桐谷さんの元ネタは、『ソードアート・オンライン』のキリト君やなくて『武士道シックスティーン』という小説の桐谷さんや。名前と剣道だけやけど

 俺は現実時間の午後5時にログインして、待ち合わせ場所の<アイスクリーム>本拠地に来ていた。

 消耗品を補充して屋外訓練場に向かう。


 爺さん(ワタベという名前らしい)はすぐに見つかった。

 昔写真で見た若い頃にそっくりだったからもあるが、訓練場の真ん中で戦っていたからだ。

 あれは…前に俺が稽古をつけたケンヤ君だろうか。


「はっ!効かねえせま!」

「嘘こけ。息が上がっておるぞ!」

 驚いたことに、ケンヤ君は防戦一方ながらも爺さんと戦えていた。素直にすごいと思う。

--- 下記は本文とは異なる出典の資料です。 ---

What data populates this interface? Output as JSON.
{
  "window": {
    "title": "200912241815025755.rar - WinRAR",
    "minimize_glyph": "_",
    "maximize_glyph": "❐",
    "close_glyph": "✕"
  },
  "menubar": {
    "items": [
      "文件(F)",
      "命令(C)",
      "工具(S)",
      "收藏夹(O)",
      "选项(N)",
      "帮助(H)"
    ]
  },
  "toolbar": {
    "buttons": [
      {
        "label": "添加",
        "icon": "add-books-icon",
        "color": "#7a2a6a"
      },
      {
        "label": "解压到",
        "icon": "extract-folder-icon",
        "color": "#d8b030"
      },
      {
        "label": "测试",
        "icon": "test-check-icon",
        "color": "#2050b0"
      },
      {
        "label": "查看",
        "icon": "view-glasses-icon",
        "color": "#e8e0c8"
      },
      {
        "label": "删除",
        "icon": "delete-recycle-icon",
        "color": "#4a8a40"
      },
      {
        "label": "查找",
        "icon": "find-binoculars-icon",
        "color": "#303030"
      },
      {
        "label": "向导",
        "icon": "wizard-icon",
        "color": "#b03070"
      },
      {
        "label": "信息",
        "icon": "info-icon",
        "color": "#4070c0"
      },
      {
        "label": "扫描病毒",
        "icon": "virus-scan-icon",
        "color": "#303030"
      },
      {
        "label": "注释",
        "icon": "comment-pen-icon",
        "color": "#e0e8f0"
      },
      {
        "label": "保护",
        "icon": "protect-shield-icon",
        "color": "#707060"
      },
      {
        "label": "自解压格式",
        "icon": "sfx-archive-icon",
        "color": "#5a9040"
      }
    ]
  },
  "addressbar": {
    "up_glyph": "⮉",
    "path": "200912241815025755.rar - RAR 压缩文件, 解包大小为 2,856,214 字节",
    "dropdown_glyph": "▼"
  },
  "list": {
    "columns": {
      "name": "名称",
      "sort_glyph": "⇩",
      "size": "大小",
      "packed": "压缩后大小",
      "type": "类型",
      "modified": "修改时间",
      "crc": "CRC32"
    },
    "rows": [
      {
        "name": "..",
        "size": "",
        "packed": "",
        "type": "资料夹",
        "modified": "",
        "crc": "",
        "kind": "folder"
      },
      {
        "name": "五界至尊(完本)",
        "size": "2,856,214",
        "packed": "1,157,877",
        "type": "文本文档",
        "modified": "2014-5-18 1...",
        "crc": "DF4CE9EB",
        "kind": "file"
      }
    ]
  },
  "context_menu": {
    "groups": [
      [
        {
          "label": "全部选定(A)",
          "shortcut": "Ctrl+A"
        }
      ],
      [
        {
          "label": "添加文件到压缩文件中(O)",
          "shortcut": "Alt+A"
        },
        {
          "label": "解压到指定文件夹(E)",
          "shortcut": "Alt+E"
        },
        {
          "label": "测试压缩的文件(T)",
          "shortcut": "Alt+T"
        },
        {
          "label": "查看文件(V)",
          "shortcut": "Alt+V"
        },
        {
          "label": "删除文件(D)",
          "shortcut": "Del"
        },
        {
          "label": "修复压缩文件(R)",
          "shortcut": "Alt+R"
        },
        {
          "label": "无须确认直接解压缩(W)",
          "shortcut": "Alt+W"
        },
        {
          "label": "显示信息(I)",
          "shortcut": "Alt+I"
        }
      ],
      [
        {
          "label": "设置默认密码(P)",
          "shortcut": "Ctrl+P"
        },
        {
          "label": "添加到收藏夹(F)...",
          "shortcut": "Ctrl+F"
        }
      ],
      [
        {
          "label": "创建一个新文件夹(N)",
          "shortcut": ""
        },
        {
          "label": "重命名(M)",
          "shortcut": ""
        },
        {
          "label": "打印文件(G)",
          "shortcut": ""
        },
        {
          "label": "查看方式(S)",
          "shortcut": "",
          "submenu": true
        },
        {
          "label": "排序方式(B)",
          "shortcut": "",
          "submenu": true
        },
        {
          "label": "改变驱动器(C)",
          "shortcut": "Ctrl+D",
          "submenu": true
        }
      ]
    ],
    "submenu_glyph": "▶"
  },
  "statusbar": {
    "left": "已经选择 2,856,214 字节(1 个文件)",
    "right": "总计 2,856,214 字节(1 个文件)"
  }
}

 ケンヤ…剣…ケンタロウ…もしかして、あれが桐谷さんとか?


「違うぞ」

 真後ろから声が聞こえた。


「うわ!…もしかして桐谷さん?」

「うむ。ここではきりじいと呼んでくれ」

 桐谷さんも爺さんと同じくらいの筋肉を持っている。が、その姿は老人のままだ。現実との整合性を重視したのだろうか。


「んじゃきりじいさん。あのケンヤ君はどう思う?」

「あれは…俺の孫だ」

「あー、納得した。母さんのお腹の頃から桐谷さんのところに通っていたら、そりゃ強くもなるよな」

「それがな、小さい頃に剣道を辞めてしまったんだが、最近いきなり『剣道を教えてくれ』と言い出したんだ。才能もあるし、あいつも伸びるだろう」

「ふーん」

 桐谷さんが人を褒めるのは案外珍しい。本当に才能があったのだろう。


カン!

 爺さんの拳でケンヤ君の小太刀が弾かれた。


「おぉぉりゃあ!」

 ケンヤ君の鋭い右の蹴り。見事な判断力と瞬発力だ。


バシン!

 だが、格闘戦は爺さんの本職だ。足は軽くいなされ、流れるような動作でケンヤ君は地面に叩きつけられていた。



パチパチパチパチ!

 周りの観客から拍手が飛ぶ。


「じいちゃん。負けちゃった」

「うむ。しかし筋は良かったぞ」

 ケンヤ君が戻ってきた。爺さんと戦いになっただけで、俺の知り合いの7割位よりかは強いだろ。


「龍斗か」

「おう。タツって呼んでくれ」

「把握したわい」

 爺さんも戻ってきた。うっすらと汗をかいている。化け物が。


「なにか言ったかの?」

「いや?何も」

「そうか」

 爺さんたちは無駄に感がいいんだから。


「あ!タツさんこんにちは!」

 ケンヤ君が気づいてくれた。


「おう。久しぶり。元気が?」

「はい。この間組んだパーティも順調です!」

「それは良かった」

 半分勢いで組んだパーティだったから、もし合わなければどうしようと思ってた。